Hong Kong lawmakers protesting the disappearance of Lee Bo, one of the booksellers  

Bobby Yip/Reuters

Five booksellers who disappeared from Hong Kong last year have re-surfaced in detention in mainland China. They appeared in interviews on TV in which they confessed to crimes and "mistakes."

“We wish we knew exactly where they were,” says journalist Isaac Stone Fish, who covers China for Foreign Policy magazine. He says the confessions “looked coerced.”

Human rights groups in Hong Kong and around the world are deeply alarmed by the cases of these men.

In their TV appearances, the men all said they were picked up inside China. Their supporters claim they were abducted by Chinese agents from Hong Kong soil and in one case, possibly from Thailand.
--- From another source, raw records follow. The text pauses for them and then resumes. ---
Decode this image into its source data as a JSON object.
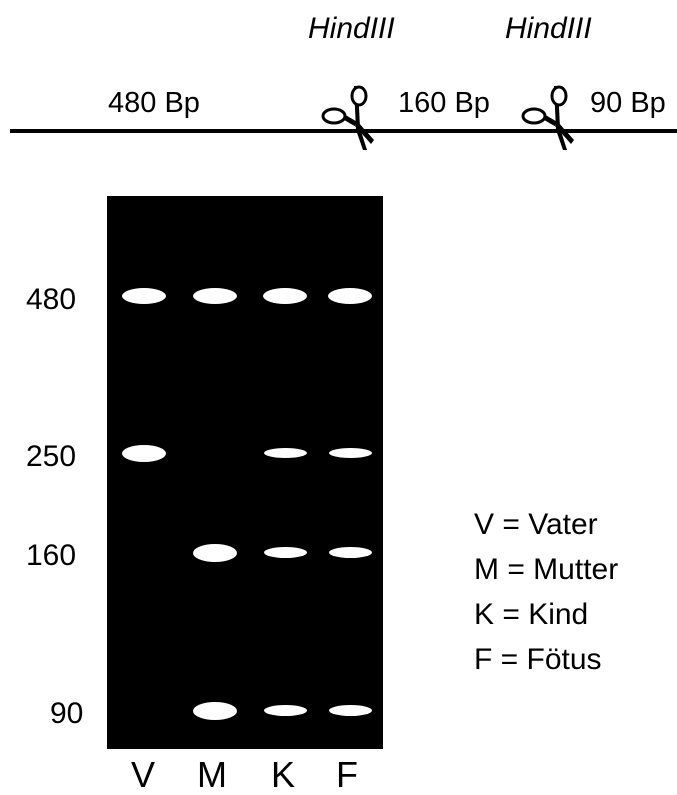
{
  "enzymes": [
    "HindIII",
    "HindIII"
  ],
  "fragments": [
    "480 Bp",
    "160 Bp",
    "90 Bp"
  ],
  "icons": [
    "scissors-icon",
    "scissors-icon"
  ],
  "size_markers": [
    "480",
    "250",
    "160",
    "90"
  ],
  "lanes": [
    "V",
    "M",
    "K",
    "F"
  ],
  "legend": [
    "V = Vater",
    "M = Mutter",
    "K = Kind",
    "F = Fötus"
  ],
  "bands_present": {
    "V": [
      "480",
      "250"
    ],
    "M": [
      "480",
      "160",
      "90"
    ],
    "K": [
      "480",
      "250",
      "160",
      "90"
    ],
    "F": [
      "480",
      "250",
      "160",
      "90"
    ]
  },
  "colors": {
    "gel": "#000000",
    "band": "#ffffff",
    "text": "#000000"
  }
}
Hong Kong may be part of China, but the territory retains sovereignty in judicial terms, under the "One Country, Two Systems" agreement which has governed the relationship between Beijing and Hong Kong since decolonization by Britain. Lawmakers and activists believe that sovereignty, and consequently human rights, are under threat from the case of these booksellers.

The bookstore that these men work for is famous for stocking titles on the private lives and power struggles of China’s ruling elite. The books can be scandalous and salacious, and some are likely exaggerated or false.

The motivation behind the detentions is clear, says Stone Fish. “Usually in a case like this, Beijing is making an example. ... There’s an expression in China that you kill the chicken to scare the monkeys. … The idea is that by cracking down on them that’s going to send a message to other people who might want to write and publish salacious — and in many cases probably untrue — details about the private lives of Chinese leaders and well-connected Chinese people.”

“I think Beijing likes to see them sort of the same way that we see drug smugglers in Mexico,” says Stone Fish, “that they’re bringing poisonous material into their country. And that even though it’s a different system, because they’re harming China, they should be stopped.”  

Two of the detainees have foreign passports: one is Swedish and one is British.  And that has a lot of people worried, says Stone Fish “about the ever-increasing ambit of Chinese law and Chinese enforcement, that even if someone is no longer bound by Chinese laws, Beijing will still try to grab them for something like this.”